Using compressed files as raw data
When using .gz or any other compressed fastq files as input, the script successfully find the zipped files and decompresses the first one, but then fails to use it. The way to make it work is to include the DECOMPRESSED file name in the metadata file. I think it is because on the banzai.sh file line 312, READ[j] still looks for the original input file ($CURRENT_FILE[j]) rather than the output of "${ZIPPER}"-d "${FILEPATH}". It can be solved either by stressing in the documentation that columns file1 and file2 must include the .fastq filename or deleting the last extension from the filename or renaming the output from the zipper
Gotcha. Dealing with unzipped versus unzipped files became a problem because compressed input was incompatible with one of the versions of PEAR. I will revisit this, and I think deal with it by requiring whichever version of PEAR supports compressed input. Cool?
Sounds good to me. It will only affect users with old versions of PEAR, right?
On 10 February 2017 at 11:03, jimmyodonnell [email protected] wrote:
Gotcha. Dealing with unzipped versus unzipped files became a problem because compressed input was incompatible with one of the versions of PEAR. I will revisit this, and I think deal with it by requiring whichever version of PEAR supports compressed input. Cool?

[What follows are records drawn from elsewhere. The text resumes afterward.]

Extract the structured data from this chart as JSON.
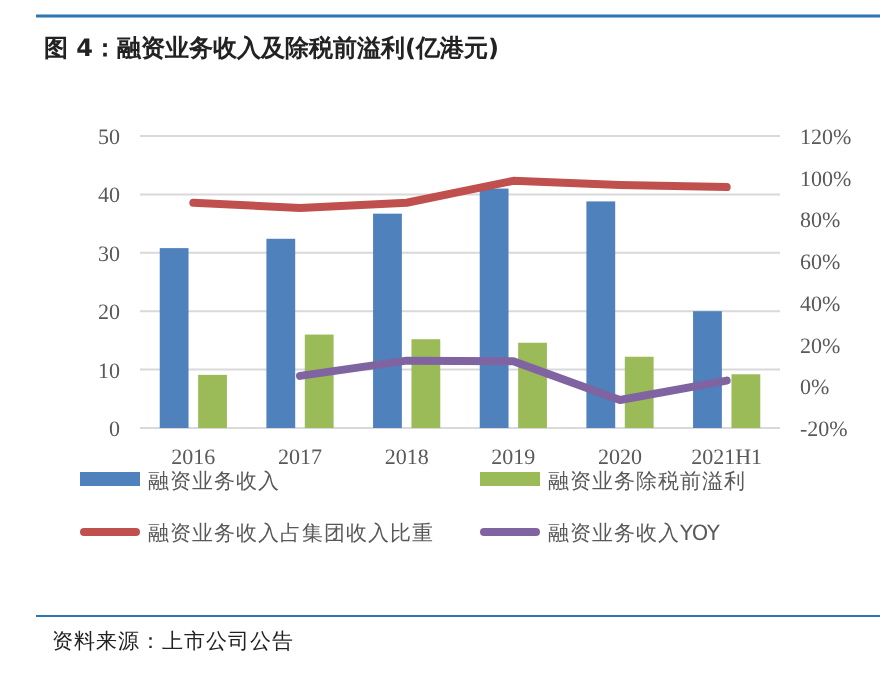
{
  "chart_data": {
    "type": "bar",
    "title": "图 4：融资业务收入及除税前溢利(亿港元)",
    "categories": [
      "2016",
      "2017",
      "2018",
      "2019",
      "2020",
      "2021H1"
    ],
    "series": [
      {
        "name": "融资业务收入",
        "color": "#4f81bd",
        "values": [
          30.8,
          32.4,
          36.7,
          41,
          38.8,
          20
        ]
      },
      {
        "name": "融资业务除税前溢利",
        "color": "#9bbb59",
        "values": [
          9.1,
          16,
          15.2,
          14.6,
          12.2,
          9.2
        ]
      },
      {
        "name": "融资业务收入占集团收入比重",
        "type": "line",
        "axis": "y2",
        "color": "#c0504d",
        "values": [
          88,
          85.5,
          88,
          98.5,
          96.5,
          95.5
        ]
      },
      {
        "name": "融资业务收入YOY",
        "type": "line",
        "axis": "y2",
        "color": "#8064a2",
        "values": [
          null,
          5,
          12.3,
          12,
          -6.6,
          2.7
        ]
      }
    ],
    "ylim": [
      0,
      50
    ],
    "yticks": [
      0,
      10,
      20,
      30,
      40,
      50
    ],
    "y2lim": [
      -20,
      120
    ],
    "y2ticks": [
      {
        "value": -20,
        "label": "-20%"
      },
      {
        "value": 0,
        "label": "0%"
      },
      {
        "value": 20,
        "label": "20%"
      },
      {
        "value": 40,
        "label": "40%"
      },
      {
        "value": 60,
        "label": "60%"
      },
      {
        "value": 80,
        "label": "80%"
      },
      {
        "value": 100,
        "label": "100%"
      },
      {
        "value": 120,
        "label": "120%"
      }
    ],
    "grid": "y",
    "legend": "bottom",
    "annotations": [
      "资料来源：上市公司公告"
    ]
  }
}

— You are receiving this because you authored the thread. Reply to this email directly, view it on GitHub https://github.com/jimmyodonnell/banzai/issues/9#issuecomment-279035284, or mute the thread https://github.com/notifications/unsubscribe-auth/AO6pb2gW16Iqf6hFwNuVh0NLAyS_tWmYks5rbLRwgaJpZM4L9lwW .
Yep, that's the assumption, but I will double check.
Note to self about what this entails:
- checking for consistency between metadata and actual filenames
- using zipped files directly as input to PEAR
- requiring PEAR be > v0.9.6